Harrington says the measure is a reaction to LGBTQ content aimed at young children. He said the library’s decision to host a storytime with a drag queen “had an impact” on the push for the ballot proposition — Harrington presented the ballot measure to the assembly just three days after the reading — but he said the campaign to defund Ketchikan’s library began in earnest last winter. That’s when he says a group of parents reached out to him about a display in the library that touched on LGBTQ themes.
“The material having to do with gender identity and sexual identity and this stuff, the parents just felt this was inappropriate to be targeting those there are kids with this material, and they wanted to do something about it,” he said.
Harrington declined to say what titles or materials the parents found objectionable or offer any other details about the display.
“I can’t tell you anything about that. I did not see it. I was not there,” he said. “I was just contacted very soon thereafter and said, ‘John, you’ve got to help us.’”
He said the library should have consulted the group of concerned parents when considering how to present its materials.
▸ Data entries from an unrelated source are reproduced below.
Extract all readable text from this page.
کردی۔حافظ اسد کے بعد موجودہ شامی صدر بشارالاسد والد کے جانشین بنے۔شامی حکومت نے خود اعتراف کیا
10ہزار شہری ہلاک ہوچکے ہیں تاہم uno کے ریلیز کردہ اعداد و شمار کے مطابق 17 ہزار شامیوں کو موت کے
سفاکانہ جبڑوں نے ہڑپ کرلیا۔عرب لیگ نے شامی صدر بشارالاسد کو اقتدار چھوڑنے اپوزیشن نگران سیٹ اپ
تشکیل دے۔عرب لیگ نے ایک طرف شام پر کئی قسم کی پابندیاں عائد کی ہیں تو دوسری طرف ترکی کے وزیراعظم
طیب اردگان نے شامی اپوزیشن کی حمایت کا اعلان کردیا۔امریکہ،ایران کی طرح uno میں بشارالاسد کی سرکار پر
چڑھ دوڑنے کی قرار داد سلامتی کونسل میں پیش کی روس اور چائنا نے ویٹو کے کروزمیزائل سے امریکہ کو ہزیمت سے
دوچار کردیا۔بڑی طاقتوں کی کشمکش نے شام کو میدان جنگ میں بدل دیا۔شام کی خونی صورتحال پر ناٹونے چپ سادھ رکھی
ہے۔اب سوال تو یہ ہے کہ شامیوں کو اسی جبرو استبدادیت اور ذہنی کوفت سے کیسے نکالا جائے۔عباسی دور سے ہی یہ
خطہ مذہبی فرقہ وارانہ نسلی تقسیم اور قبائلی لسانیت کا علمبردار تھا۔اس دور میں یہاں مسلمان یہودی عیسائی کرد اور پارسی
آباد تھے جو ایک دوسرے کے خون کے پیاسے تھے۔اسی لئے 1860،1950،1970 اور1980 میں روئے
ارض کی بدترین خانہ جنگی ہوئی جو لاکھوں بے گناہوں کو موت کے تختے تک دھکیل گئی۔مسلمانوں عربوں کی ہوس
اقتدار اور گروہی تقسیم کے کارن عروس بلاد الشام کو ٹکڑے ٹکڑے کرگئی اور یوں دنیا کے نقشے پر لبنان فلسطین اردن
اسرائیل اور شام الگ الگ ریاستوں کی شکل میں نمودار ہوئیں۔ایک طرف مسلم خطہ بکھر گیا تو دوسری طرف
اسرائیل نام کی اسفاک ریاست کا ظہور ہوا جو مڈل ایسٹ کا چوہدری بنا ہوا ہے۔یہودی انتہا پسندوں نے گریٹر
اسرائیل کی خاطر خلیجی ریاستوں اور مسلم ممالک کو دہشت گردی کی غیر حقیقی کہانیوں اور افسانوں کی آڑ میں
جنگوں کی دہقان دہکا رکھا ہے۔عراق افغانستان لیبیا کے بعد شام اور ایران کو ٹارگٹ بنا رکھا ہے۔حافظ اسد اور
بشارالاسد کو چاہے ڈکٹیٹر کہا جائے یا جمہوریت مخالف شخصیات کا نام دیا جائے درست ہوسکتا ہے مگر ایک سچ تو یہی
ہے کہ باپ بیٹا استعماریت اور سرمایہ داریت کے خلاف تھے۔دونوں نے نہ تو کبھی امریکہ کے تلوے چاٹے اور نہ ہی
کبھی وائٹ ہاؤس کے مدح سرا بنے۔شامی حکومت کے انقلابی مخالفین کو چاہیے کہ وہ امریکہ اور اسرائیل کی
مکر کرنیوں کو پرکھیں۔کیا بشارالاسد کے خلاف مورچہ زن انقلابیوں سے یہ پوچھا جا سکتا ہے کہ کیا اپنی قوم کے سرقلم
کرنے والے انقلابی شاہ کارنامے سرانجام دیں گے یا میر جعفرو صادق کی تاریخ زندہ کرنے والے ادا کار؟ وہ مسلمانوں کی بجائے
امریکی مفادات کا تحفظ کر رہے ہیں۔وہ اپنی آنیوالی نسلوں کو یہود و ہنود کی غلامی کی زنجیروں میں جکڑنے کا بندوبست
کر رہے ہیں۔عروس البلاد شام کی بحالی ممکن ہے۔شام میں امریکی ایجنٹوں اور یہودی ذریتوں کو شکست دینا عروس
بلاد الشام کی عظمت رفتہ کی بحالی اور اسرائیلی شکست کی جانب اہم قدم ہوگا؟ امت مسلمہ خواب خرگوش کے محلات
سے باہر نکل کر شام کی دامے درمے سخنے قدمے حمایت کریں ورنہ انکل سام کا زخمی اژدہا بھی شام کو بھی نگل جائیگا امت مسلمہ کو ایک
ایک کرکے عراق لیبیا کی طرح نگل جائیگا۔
“People should not be excluded because they feel that people are not listening to them,” he said. “They’re not dealing with them on their concerns.”
Ketchikan’s library director said during the drag queen controversy that the reading and other Pride month programming were an effort to promote inclusivity.
Bolling, the library supporter,said it’s important that libraries contain and display materials on a variety of subjects.
“If a vegan walks into the library, and the library is having a session on how to field dress your mountain goat, are their rights being denied? Should they feel unwelcome?” she said. “Or should they just recognize that there are people interested in that?”
She said there’s already a process for challenging specific books at the library that patrons find objectionable, and that parents who attend the library with their children can steer them away from books or events they find inappropriate.
She said a core duty of libraries is to present a wide range of perspectives.
“There’s the expression that a library should have something to offend everyone, there should be something in there that somebody isn’t going to like,” she said. “And that’s why we get to go in and pick up whatever it is that we want to read. That’s the beauty and the gift of libraries.”
The proposition goes before Ketchikan Gateway Borough voters outside Ketchikan and Saxman city limits on Oct. 4.